In 2001, I bought a late-Victorian house near Balls Pond Road in North London, and five years later it started to fall apart, having been kept together by that amazingly effective combination of an excess of dust and paint. First a disclaimer: this was not my first architectural project. I had already rebuilt a small house on a steep hill in San Francisco; converted an empty attic in Berlin into an apartment (and then rebuilt it twenty years later); and, at the end of the nineties, turned a former power station into the MetaHaus: 8,000 square meters of design studios. This meant working with four different architects, dealing with bureaucracy in Germany and the U.S., and going from a clueless but hands-on client (quite possibly the worst combination) to knowing enough about constraints and processes to become a proper client.

After thirty years running a design business, I know that the rules for any project are always the same: there is a purpose, a deadline, and a budget. More often than not, we help our clients to develop a concept, generate an idea, and then visualize it in order to make sure everybody understands it. Rebuilding a house, I learned, is very much like such a project: you have to define the essence of the existing house, compare it with the intended purpose, and see if there is any overlap. How many people will live there? Do they work at home, cook every day? Do they have children, like gardening, receive lots of visitors? Is the house intended for one family, or is it to be let to strangers and split up into self-contained units? If you have a thirty-year mortgage, most of these constraints may not be relevant in a few years, but the same goes for other design projects: the only thing we know about the future is that it’s ahead of us.

Before you think too much about all these constraints as well as all the outside factors like regulations, financing, contractors, inspectors, surveyors, and neighbors, it is useful to find your most important ally: the architect. As is usually the case for these types of personal projects, I asked around, and I found a small office, just around the corner from my house, run by an Anglo-German couple, Silvia Ullmayer and Allan Sylvester. This promised the desired mix of local knowledge and a conceptual approach with some Teutonic attention to detail and an understanding of the metric system, plus the knowledge that even sash windows do not have to be drafty if built properly. They also understood that central heating is not a luxury, but has been standard in German houses since World War 1. My priorities were very much on the side of pragmatic construction, not on winning design prizes. The budget did not allow for exclusive materials, touch screens for the heating, or interactive fridges, but we did want a small server and Ethernet wiring throughout.

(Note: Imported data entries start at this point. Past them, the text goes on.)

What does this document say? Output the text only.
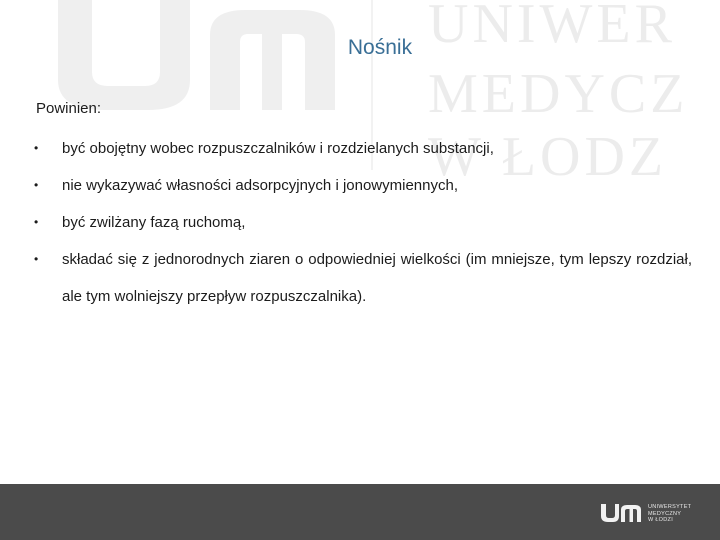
UNIWER
MEDYCZ
W ŁODZ
Nośnik
Powinien:
• być obojętny wobec rozpuszczalników i rozdzielanych substancji,
• nie wykazywać własności adsorpcyjnych i jonowymiennych,
• być zwilżany fazą ruchomą,
• składać się z jednorodnych ziaren o odpowiedniej wielkości (im mniejsze, tym lepszy rozdział, ale tym wolniejszy przepływ rozpuszczalnika).
UNIWERSYTET
MEDYCZNY
W ŁODZI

Your second ally should be your contractor. The wrong choice can quickly turn the project over to the Three Deadly Sins of the building trade: Sloth, Ignorance, and Greed. The less a builder knows about something, the more money he’ll want to learn about it, and the less inclined he will be to apply that knowledge. We found a contractor who was not only keen to do the work but appreciated my attitude toward doing things properly, on time, and on budget. And he was — surprise! — German, from Berlin even. Our architects taught the builders about the specifics of building in London, and they reciprocated by being incredibly flexible when it came to solving unforeseen problems. In an old house, there are plenty of those. A collapsing ceiling, a rotten roof, flimsy floorboards, and pathetic do-it-yourself plumbing soon turned the original budget into nothing but a sketch. The builders responded by making a complete roof in Germany, putting it on a truck, and driving it to London — all for less than it would have cost to make locally.

Having found the right architects reminded me a lot of my relationships with clients and — I hope — made me a better client, too. The architects not only understood, incorporated, and even anticipated the constraints mentioned, but they also regarded this small renovation as an intellectual exercise. Victorian rooms of the late nineteenth century may not offer the same grand scale as a Berlin apartment from that period, but they have their own rhythm and structure which should be respected, if not slavishly maintained. These rooms have been opened and now afford more views into privacy as well as out from it. The clutter of electric cables, heating pipes, radiators, sockets, and new data connections has been concealed in a tall skirting that runs through the whole house, creating a leitmotif and bringing together old and new elements. A viable concept, indeed, and it looks great. Ideas, in other words, come first. In architecture as in other fields of design, however, they are worthless if they do not result in a tangible product. One cannot exist without the other, unless we make art—not design.